Yes, Swedes sometimes tend to misuse för in contexts like this, influenced by English I guess, though there may also be some kind of dialect/historical reasons that make it possible. Schools aren't really interested in teaching normative grammar and people hear and read a lot of English, so it happens pretty often. (this is my personal opinion)
This made me think of the poetry book Varför har nätterna inga namn? ('Why don't the nights have names?') by Göran Palm. In the title poem he wonders why only the days have names, there's only 'tisdag', but no 'tisnatt' to go with that. I have to agree with him, it is a bit unfair!
It’s always used in like scientific contexts, and you can’t really say that Earth rotates one lap a dag, then it would be incorrect. It’s also often used if you want to stress that something happened during the night as well as during the day. Normally, you sleep at night, so there’s less focus on that. But there is a younger colloquial word called dygna which is ’pull an all-nighter’. Or if someone has a job like a doctor and they forced to work both during the day and during the night I could describe it as having worked ett dygn.

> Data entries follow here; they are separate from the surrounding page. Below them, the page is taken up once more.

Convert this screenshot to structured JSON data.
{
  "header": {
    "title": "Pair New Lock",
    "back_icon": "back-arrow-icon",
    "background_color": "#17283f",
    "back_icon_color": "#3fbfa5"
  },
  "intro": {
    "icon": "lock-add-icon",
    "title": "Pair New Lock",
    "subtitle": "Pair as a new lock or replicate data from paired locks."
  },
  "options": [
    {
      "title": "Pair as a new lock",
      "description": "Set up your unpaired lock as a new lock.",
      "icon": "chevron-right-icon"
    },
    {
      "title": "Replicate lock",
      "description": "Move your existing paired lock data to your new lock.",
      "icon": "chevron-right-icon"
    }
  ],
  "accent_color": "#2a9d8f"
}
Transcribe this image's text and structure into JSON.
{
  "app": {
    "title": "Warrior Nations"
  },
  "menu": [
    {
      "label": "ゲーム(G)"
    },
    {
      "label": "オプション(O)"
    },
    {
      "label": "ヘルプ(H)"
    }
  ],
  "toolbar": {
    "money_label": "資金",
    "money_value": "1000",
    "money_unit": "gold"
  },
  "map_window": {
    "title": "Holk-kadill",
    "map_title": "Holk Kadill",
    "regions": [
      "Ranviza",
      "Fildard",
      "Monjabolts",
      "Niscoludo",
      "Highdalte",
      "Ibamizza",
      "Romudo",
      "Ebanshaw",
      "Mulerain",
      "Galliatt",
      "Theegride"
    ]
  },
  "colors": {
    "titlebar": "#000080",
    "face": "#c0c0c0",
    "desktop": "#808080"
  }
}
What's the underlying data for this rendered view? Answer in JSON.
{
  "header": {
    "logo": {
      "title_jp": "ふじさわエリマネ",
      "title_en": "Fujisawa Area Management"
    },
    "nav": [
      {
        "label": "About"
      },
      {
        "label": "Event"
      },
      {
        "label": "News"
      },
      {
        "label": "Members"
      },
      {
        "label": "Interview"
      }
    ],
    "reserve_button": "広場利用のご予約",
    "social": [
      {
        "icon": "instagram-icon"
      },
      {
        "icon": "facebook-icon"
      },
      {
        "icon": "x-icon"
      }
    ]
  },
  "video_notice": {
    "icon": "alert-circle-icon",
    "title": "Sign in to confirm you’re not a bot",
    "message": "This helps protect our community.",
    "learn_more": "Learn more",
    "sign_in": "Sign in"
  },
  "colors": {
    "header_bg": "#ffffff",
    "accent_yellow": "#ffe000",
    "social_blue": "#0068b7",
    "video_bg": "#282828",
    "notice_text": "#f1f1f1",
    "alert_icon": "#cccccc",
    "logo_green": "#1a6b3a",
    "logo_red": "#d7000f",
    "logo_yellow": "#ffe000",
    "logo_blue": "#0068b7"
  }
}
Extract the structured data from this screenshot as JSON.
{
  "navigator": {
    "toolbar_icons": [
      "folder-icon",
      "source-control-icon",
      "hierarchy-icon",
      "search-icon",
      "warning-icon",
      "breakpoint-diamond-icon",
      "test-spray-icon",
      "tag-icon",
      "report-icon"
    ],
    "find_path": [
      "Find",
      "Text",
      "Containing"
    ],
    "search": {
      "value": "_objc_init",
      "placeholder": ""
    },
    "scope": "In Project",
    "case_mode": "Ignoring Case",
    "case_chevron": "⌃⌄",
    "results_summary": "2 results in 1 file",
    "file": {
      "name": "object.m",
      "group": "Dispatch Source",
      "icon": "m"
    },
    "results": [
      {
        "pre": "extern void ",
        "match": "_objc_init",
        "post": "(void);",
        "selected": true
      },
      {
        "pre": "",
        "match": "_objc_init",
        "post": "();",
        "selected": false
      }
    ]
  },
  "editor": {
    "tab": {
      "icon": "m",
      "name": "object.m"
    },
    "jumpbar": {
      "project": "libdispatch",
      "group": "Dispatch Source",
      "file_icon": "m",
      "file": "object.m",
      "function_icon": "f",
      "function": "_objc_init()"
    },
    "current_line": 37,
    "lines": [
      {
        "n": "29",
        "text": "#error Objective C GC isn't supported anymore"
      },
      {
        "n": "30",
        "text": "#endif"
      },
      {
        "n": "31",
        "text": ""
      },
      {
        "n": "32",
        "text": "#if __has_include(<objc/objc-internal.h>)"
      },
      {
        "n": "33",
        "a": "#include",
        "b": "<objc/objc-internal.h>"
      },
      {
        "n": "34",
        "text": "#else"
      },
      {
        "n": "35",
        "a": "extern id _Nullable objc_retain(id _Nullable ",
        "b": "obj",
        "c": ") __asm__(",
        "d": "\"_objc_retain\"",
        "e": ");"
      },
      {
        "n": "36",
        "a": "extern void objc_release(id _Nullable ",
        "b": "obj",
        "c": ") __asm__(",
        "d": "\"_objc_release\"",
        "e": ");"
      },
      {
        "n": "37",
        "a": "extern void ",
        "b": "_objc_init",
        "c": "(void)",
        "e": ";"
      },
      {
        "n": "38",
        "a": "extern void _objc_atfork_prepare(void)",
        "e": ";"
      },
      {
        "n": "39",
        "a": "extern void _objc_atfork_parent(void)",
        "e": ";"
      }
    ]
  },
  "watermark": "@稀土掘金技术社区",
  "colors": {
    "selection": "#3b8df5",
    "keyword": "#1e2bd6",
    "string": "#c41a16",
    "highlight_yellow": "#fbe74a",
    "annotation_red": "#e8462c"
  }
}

That is, when it’s used in normal speech, at least in my experience, it’s often to show that something happened both day and night. If there were only activities during the day and everyone slept safe and sound at night, you might as well use dag.
I am now starting the final lesson of this chapter and still make a lot of mistakes. For such a difficult subject as knowing what words to use during specific situations concerning location and time, this chapter is way too short. To top it off there is no explanation we can learn from. We basically have to guess our way through this very important chapter and as such learn nothing. Can you please improve this?